それはさておき、13世紀の水の都ヴェネチアは、ヨーロッパのガラス産業の中心地として栄えていた。ヴェネチアの歴史において重要な役割を果たしてきた水とガラスとの関係にスポットライトを当てたインスタレーションが、アーティストであるララ・フラッサによる『Catalonia in Venice_LLIM』だ。
タイトルにもある「LLIM」は沈泥を意味し、ヴェネチアの水がガラスを通り、輝きを取り戻すその過程で、全ての要素をつなぐポイントとなっている。この展示は多くのパビリオンが行っているサイトスペシフィックなインスタレーションとは異なるのだ。

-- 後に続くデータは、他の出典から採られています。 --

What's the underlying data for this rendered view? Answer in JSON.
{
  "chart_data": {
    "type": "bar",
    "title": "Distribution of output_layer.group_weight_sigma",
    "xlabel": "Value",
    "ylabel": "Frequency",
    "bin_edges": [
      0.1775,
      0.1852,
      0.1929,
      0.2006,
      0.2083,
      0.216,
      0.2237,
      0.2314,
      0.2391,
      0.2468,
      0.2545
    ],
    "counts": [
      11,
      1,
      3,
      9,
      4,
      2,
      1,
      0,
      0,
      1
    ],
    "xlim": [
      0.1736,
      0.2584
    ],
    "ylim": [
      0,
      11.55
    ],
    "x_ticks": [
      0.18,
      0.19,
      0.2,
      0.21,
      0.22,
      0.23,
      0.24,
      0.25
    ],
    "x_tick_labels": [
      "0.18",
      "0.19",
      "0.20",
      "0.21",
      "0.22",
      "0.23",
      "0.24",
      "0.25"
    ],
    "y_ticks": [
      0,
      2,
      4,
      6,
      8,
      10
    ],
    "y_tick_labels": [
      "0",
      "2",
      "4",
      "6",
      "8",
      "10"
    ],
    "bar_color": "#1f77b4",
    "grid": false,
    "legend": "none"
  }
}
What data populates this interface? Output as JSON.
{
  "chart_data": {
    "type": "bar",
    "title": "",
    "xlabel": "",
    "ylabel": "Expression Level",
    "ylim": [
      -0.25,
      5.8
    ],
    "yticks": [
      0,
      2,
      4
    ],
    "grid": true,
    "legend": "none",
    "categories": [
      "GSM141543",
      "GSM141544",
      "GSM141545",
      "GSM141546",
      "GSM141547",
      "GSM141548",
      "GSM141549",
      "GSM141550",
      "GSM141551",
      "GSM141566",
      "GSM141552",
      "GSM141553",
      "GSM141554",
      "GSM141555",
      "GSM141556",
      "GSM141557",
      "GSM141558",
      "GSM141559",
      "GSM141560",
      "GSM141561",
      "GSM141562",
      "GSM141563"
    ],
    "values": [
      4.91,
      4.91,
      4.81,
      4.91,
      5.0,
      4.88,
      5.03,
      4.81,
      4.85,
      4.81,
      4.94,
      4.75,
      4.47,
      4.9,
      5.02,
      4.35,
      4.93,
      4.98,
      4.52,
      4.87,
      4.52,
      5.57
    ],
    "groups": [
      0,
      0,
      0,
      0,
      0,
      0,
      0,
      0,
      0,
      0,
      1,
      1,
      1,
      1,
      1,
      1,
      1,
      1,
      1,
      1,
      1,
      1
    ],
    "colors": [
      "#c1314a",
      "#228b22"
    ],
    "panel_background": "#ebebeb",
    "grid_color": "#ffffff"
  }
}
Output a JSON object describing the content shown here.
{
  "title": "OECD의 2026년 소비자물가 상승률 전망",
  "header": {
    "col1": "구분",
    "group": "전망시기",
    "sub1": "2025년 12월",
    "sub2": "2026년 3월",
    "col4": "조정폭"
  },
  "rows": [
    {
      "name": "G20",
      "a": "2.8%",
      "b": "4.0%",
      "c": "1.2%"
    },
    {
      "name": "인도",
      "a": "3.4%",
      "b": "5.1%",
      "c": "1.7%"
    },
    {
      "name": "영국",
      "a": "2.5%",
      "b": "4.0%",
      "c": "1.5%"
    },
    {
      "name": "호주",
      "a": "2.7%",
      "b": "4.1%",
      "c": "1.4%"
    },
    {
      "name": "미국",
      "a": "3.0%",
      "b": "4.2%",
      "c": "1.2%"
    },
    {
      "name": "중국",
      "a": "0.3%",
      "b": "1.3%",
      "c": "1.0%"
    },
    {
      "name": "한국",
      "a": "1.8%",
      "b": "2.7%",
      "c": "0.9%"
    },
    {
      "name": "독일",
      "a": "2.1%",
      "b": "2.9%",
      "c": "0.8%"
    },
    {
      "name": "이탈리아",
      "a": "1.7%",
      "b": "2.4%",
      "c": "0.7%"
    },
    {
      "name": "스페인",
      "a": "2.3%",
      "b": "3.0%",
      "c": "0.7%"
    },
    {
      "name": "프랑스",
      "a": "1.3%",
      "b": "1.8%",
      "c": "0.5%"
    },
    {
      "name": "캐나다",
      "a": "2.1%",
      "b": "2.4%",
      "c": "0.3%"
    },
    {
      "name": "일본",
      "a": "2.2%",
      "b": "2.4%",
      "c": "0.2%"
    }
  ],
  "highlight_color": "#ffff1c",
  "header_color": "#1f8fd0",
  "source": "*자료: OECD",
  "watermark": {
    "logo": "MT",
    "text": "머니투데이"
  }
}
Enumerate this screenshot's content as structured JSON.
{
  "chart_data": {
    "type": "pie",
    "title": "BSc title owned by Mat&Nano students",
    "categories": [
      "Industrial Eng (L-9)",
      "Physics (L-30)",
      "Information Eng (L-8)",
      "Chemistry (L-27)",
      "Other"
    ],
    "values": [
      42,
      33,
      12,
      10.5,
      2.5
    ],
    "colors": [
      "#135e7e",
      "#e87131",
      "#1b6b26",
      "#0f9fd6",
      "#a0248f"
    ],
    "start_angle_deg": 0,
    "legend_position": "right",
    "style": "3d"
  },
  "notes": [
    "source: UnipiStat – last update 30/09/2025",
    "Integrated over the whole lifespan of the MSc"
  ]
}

ガラスを専門に扱い、水との物質的な関係性や生態系のバランスを追求するアーティストであるフラッサが、そういったコンセプトをベースに、ヴェネチアの土地の性質を取り入れて出来上がったのが今回の展示である。水質汚染が囁かれてきたヴェネチアの運河に流れる水をポンプで汲み上げ、パビリオンの中に巡らされた美しく繊細なガラスのチューブを循環させている。
途中、オイルやミルクといった 液体と交わることで、水の色は一気に変化する。その経過をたどる中で、水の中に混ざっていた沈泥が抽出され、浄化されることで、透き通った綺麗な水が蘇り、ヴェネチアの水道に戻る仕組みになっているのだ。
この土地に根付く文化を活かした環境保護にも通じるインスタレーションからは、デジタル化や機械化が進む現代において忘れがちな、自然と文化の共存がいかに大切なことかということを思い出させてもらったような気がした。長くて細い希望につながるガラスの道の中、水がミルクへ、ミルクが水へと姿を変えていく。これぞまさにミルク•オブ・ドリームズ!?